The West-led globalisation is considered the cause of creating rising inequality which is now being addressed through efforts like SDGs. A report of Oxfam hotly discussed in Davos, put out a stunning figure. The Oxfam report says that eight billionaires have the same wealth as the poorest half of the world. This means the $426 billion in wealth of these eight men more than that of the poorest 3.6 billion people with $406 billion. These eight men are:

However, the irony is that the West is fretting about globalisation while Asia and emerging markets are against protectionism. At the World Economic Forum's annual summit in Davos, the biggest defence of globalisation came from Chinese President Xi Jinping. "It is true that economic globalisation has created new problems. But this is no justification to write off economic globalisation altogether. Rather we should adapt to and guide globalisation, cushion its negative impact, and deliver its benefits to all countries and all nations," he said.

China has become the world's second-largest economy within just 38 years of opening to the world. Now the prospect of a trade war with the US, is threatening growth in Asia. Not surprisingly then, South Asian countries are robustly supporting deeper trade and investment links within the region and with rest of world as a counter against global economic turmoil. India is leading the way with the focus on regional economic integration by Prime Minister Narendra Modi.

With its vast workforce, strong growth and expanding purchasing power, South Asia will be the key to reviving global demand, Nirmala Sitharaman, minister of state for commerce and industry, said at a session on Harnessing Regional Cooperation in South Asia at the World Economic Forum Annual Meeting. "The world cannot afford to ignore the region that will be key to reviving demand," the minister said.

Global investors are noticing that South Asia has 1.8 billion people, 7% GDP growth rate and 25% of the world's middle class.
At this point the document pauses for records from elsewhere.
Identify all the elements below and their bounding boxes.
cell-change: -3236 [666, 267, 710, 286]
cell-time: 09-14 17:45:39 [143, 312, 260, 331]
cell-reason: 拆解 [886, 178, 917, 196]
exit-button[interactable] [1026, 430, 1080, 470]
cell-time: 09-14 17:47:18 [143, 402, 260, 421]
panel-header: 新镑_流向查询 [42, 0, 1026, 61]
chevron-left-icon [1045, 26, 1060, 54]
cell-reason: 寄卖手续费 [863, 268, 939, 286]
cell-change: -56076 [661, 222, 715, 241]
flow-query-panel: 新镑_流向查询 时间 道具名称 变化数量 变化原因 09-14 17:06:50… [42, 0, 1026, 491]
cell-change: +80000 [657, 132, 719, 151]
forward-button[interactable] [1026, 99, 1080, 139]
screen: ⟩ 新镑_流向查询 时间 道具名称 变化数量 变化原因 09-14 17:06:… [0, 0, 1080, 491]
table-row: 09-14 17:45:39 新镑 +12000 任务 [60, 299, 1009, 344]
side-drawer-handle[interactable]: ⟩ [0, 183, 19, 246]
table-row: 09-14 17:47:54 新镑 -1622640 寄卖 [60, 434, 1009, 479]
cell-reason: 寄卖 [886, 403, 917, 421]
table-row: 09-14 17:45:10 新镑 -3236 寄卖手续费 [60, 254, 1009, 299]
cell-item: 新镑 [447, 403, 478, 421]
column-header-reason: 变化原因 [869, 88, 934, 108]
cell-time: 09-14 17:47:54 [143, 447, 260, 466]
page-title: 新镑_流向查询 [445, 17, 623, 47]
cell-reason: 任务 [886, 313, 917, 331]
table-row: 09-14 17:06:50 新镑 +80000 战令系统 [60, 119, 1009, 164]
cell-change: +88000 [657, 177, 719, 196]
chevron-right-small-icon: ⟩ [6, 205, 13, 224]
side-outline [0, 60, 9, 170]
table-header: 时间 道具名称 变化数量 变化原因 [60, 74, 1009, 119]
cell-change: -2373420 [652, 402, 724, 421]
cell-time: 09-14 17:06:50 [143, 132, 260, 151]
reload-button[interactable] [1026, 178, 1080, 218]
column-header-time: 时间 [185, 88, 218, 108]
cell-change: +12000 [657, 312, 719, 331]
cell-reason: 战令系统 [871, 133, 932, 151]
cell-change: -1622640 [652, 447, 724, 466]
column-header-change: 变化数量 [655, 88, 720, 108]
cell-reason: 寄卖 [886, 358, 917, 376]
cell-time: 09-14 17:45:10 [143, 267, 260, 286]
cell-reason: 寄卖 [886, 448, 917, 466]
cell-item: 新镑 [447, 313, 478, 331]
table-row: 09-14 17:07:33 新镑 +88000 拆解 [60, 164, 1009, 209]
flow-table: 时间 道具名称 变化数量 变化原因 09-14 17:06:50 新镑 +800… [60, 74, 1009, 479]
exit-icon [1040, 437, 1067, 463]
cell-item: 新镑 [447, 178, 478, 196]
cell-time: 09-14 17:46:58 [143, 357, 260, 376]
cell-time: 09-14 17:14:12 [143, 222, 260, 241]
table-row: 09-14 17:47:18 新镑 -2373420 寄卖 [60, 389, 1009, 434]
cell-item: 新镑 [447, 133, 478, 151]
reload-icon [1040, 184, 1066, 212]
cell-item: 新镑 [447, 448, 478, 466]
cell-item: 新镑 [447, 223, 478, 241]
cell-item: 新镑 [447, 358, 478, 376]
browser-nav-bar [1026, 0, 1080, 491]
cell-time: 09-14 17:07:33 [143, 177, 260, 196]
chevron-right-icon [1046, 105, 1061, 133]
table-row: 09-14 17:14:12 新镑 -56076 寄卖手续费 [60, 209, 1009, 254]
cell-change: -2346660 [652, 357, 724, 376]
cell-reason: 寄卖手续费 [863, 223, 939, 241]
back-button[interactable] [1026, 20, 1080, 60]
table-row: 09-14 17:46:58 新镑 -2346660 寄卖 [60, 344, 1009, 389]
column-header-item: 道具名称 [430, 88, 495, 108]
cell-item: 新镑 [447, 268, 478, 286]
While the region was considered difficult for doing business, that is changing too. The World Competitiveness report of WEF says that the region is improving rapidly. The region is growing faster than China for the first time in 20 years. "Over the past decade, the subcontinent has focused on improving overall health and primary education levels and upgrading infrastructure, areas of particular importance for future diversification and preparedness, given the resource-driven nature of the regional economies," the report says.

The changing global trends also mean that successful Indian companies can't continue to do business with old models. Indian technology companies are speaking a new language at Davos. For decades they have created a successful business model based on cost arbitration and coding solutions. As the fourth industrial revolution manifests itself across the world, the three leading technology companies, TCS, Infosys and Wipro are presenting a new face to global clients in Davos. These companies are aligning themselves with all elements of the fourth industrial revolution. Technologies that are offering huge opportunities include the internet of things, robotics, 3D printing, cyber security, data analytics, augmented reality and new applications of virtual reality. Industry body Nasscom says that fintech software will be a $45 billion market by 2020 globally. For Indian tech companies, this and other opportunities are the new goals.

TCS says that their Digital Empowers campaign is about using technology for solving the society's challenges and not just on corporate needs. At Infosys the focus on its new automation platform MANA, an artificial intelligence based solutions platform. At Wipro, its Holmes platform is already delivering AI and machine learning solutions to Indian and global clients.
2017 may be remembered as the year when the style of doing business changed fundamentally.